LA DOCTRINE DE JOHN STUART MILL


25. — Pour la solution de ce problème, le xixe siècle dispose de ressources qui manquaient au précédent. De Hume à John Stuart Mill, la physionomie de la science se modifie. Elle cesse d’avoir pour centre unique la mathématique, pour frontière la partie de la physique qui a pu être traitée à l’aide des équations fondamentales de la mécanique. À partir de Lavoisier, chimie et physiologie apportent à la réflexion du philosophe un modèle nouveau de discipline positive. Le meilleur témoignage à rappeler sur ce point, c’est une page, datée de 1822, où Auguste Comte relève chez Condorcet « le préjugé métaphysique… que, hors des mathématiques, il ne peut exister de véritable certitude. Ce préjugé, ajoutait Comte, était naturel à l’époque où tout ce qui était positif se trouvait être du domaine des mathématiques appliquées, et où, par conséquent, tout ce qu’elles n’embrassaient pas était vague et conjectural. Mais depuis la formation de deux grandes sciences positives, la chimie, et la physiologie surtout, dans lesquelles l’analyse mathématique ne joue aucun rôle, et qui n’en sont pas moins reconnues aussi certaines que les autres, un tel préjugé serait absolument inexcusable[1]. »
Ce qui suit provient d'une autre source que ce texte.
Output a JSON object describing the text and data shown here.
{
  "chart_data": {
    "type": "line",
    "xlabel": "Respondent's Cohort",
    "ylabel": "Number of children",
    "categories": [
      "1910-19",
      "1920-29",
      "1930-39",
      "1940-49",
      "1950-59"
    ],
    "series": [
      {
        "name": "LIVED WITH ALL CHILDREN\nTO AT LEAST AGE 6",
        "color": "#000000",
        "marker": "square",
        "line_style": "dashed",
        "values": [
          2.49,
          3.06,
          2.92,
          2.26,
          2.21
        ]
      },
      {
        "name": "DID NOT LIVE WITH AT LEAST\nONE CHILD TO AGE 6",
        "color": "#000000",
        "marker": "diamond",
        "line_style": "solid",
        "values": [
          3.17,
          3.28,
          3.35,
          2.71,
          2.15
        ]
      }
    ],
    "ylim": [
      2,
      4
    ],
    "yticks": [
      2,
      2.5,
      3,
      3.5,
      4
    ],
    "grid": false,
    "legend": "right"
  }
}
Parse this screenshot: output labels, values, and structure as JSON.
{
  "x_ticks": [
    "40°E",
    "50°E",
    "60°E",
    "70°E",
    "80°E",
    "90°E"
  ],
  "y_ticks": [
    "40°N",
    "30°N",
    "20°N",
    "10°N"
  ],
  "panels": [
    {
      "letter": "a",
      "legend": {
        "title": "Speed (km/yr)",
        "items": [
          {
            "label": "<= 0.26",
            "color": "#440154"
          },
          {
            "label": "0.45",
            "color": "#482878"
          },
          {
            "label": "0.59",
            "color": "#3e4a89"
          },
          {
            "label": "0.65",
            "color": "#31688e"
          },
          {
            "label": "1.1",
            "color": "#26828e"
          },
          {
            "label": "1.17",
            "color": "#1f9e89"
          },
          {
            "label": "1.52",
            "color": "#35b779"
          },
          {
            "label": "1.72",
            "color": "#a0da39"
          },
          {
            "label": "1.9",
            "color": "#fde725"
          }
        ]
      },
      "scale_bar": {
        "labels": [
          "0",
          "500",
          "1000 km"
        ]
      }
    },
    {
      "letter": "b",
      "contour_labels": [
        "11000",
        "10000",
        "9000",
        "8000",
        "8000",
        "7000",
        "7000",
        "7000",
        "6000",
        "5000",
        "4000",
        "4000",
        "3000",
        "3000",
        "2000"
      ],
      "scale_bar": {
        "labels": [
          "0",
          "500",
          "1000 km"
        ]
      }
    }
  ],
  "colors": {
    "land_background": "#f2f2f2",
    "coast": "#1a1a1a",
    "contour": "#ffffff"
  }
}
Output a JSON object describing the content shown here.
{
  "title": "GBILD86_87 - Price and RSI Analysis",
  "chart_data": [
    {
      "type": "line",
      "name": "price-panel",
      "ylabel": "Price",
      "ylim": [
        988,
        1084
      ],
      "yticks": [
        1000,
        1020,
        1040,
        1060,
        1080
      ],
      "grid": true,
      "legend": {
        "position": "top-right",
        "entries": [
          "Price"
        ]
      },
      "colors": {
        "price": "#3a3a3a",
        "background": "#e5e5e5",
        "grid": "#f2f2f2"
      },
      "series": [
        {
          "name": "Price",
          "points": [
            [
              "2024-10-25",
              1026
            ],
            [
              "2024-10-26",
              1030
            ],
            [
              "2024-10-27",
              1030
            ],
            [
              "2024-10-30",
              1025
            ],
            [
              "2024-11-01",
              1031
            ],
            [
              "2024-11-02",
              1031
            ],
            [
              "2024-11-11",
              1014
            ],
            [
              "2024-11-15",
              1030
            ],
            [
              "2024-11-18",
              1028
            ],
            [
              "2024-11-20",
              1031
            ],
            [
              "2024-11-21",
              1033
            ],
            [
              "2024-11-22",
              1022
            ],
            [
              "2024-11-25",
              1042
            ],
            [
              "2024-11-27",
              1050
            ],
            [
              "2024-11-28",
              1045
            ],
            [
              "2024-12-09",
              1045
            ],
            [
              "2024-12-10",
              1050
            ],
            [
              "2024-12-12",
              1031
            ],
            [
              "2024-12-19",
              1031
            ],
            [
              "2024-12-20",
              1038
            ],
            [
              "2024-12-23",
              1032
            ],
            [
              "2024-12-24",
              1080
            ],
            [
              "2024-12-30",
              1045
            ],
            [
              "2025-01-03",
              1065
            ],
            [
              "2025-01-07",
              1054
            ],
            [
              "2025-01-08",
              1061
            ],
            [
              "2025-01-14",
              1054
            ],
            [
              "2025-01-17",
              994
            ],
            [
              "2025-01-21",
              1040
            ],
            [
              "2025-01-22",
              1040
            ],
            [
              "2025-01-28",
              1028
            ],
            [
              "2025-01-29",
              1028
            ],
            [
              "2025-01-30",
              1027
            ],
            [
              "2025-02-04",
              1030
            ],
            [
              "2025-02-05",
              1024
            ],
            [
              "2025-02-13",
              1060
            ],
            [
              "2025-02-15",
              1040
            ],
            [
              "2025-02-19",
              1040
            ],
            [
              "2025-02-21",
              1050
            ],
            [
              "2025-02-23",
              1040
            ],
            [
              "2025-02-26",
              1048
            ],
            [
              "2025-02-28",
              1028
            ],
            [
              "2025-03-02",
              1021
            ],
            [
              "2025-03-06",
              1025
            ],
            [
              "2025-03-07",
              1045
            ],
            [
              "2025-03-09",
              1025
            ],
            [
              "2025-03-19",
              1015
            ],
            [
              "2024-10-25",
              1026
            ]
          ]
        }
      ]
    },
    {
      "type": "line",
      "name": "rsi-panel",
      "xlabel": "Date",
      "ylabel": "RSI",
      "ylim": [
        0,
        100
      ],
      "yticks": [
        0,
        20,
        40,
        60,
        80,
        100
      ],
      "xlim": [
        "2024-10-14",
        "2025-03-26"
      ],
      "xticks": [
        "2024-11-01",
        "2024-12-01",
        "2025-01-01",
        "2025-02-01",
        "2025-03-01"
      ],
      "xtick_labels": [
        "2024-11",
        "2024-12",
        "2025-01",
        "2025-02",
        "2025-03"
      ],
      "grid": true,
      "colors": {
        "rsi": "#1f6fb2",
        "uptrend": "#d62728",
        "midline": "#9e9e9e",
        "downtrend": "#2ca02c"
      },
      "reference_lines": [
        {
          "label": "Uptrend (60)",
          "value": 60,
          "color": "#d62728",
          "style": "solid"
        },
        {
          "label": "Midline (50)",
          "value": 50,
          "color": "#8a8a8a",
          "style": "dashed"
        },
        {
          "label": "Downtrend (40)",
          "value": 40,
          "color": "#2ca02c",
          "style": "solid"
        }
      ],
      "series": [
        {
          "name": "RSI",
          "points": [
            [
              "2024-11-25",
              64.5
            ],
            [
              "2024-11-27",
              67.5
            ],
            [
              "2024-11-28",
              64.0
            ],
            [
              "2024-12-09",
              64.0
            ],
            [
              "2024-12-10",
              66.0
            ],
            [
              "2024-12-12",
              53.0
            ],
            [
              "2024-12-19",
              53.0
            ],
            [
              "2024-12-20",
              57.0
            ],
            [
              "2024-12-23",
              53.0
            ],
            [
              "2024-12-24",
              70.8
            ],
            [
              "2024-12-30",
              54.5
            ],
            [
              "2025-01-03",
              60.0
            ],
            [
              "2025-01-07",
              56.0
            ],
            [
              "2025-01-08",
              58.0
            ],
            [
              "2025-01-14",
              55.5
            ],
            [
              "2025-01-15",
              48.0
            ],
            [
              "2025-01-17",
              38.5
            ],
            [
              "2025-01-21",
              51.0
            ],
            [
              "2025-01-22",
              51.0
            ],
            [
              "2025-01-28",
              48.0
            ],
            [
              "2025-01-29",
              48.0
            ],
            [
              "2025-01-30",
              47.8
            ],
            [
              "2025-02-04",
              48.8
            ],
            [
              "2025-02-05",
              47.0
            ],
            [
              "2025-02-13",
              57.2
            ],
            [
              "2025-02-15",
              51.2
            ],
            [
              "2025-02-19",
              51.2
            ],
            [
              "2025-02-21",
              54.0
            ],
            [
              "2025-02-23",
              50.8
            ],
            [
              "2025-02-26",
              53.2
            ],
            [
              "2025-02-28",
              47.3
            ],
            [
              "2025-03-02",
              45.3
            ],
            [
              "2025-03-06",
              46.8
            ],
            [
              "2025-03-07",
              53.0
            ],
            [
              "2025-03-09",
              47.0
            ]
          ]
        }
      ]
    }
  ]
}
Les savants avaient fait, en quelque sorte, la moitié du chemin au-devant de l’empirisme. Il appartient à l’empirisme de faire l’autre moitié, en constituant une logique de la connaissance scientifique. Condillac s’était borné, en somme, à reprendre, en les précisant, les idées de Hobbes et de Leibniz, lorsqu’il avait rapproché, pour les éclairer l’une par l’autre, la substitution mathématique et l’équivalence linguistique. John Stuart Mill se préoccupe d’élever sur la base de l’expérience pure un système susceptible de conférer, en toute légitimité de raisonnement, l’universalité aux relations de cau-

  1. Plan des travaux scientifiques nécessaires pour réorganiser la société, apud Système de politique positive, 2e édit., t.  IV, 1895, Appendice général, p. 143.